With each name that isn’t mine, my heart falls to my feet. But I don’t lose hope. Captain Kirill wouldn’t have given me so much individual attention if he wasn’t already thinking of having me join his unit.
I bet he didn’t give the ones he already picked the same attention he gave me.
Unless…he did? Maybe that’s why he sent Viktor sometimes. Maybe he preferred to use his time for better candidates like these men.
Captain Kirill’s eyes study the crowd in an emotionless manner before they fall on me. It’s a second, or merely a fraction of one, but it’s enough to stifle my breathing.
Then he addresses the soldiers again. “Vasily Korosov.”
The man in question steps forward and my heart shrivels and dies in a slow, painful death.
“Thank you, Captain…” The lieutenant general is about to take the reins, but I’ve completely zoned out.
I failed.
Again.
No matter what lengths I’ve gone to, I haven’t been able to succeed. All I do is lose, unable to protect anyone. Not even myself.
This loss hits me stronger than I expected, because I genuinely worked harder than I ever have before. I challenged my physical, mental, and emotional limits. I went so hard on myself that I started getting cramps.
Last week, on our day off, I removed my chest bandages and went to see a doctor about it.
She said it’s because the testosterone levels in my body are too high and it’s messing up my hormonal cycle. She told me it might be better to switch from the shot to pills, but that would mean having my period back, so I refused.
And yet I’ve continued at the pace that I’ve become accustomed to and go beyond the mental cage my mind designed for me.
That hypocrite Kirill even said my shooting skills are a natural talent. He also nodded when he saw my improved physical chart.
Despite all of those reassurances, I still don’t have a place in his unit.
I want to strangle him.
He could’ve just walked away. Why did he give me hope and then chose not to follow up on it?
“One more thing,” Captain Kirill says, catching the other higher-ups by surprise. “I know I picked only five, but there’s another member who has shown the most improvement since I got here and proved in action that he has the right mentality to join the special operations team. Aleksander Lipovsky, step forward.”
The first thing I see is Matvey’s open-mouthed expression that resembles a fish out of water.
The next thing I see is the blurriness in my vision, but I hold back the tears of immense gratefulness and triumph.

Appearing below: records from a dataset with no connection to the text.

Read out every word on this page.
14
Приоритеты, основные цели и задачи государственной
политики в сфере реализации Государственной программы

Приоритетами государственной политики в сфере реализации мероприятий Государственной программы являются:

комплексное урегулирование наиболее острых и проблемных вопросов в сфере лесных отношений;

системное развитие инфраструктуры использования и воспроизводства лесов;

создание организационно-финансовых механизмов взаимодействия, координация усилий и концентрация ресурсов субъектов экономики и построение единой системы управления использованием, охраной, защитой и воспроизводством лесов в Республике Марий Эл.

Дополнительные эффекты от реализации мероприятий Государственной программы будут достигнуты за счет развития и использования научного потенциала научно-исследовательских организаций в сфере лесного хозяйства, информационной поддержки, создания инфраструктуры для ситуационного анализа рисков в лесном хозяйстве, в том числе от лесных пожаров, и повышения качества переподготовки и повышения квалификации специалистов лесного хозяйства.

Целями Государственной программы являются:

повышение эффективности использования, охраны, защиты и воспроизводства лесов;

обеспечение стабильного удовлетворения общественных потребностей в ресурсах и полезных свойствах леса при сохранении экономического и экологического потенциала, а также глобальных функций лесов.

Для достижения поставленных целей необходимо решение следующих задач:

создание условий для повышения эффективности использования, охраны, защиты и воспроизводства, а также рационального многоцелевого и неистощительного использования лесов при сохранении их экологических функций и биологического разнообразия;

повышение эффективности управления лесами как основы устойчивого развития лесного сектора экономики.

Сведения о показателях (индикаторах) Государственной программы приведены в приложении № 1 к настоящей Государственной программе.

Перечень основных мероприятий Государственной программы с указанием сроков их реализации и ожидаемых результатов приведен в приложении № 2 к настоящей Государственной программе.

I don’t know how I manage to do it, but I take a step forward and salute. I’m thankful my hand doesn’t tremble and I don’t start bawling my eyes out.
Captain Kirill meets my gaze, but there’s no approval behind his icy eyes. He’s really a cold man with a stone instead of his heart.
The lieutenant general congratulates us and blah blah blah, but I can’t stop looking at the captain.
Mynew captain.
I know he’s harsh and unforgiving. I know he has a tendency to make people uncomfortable in their own skin.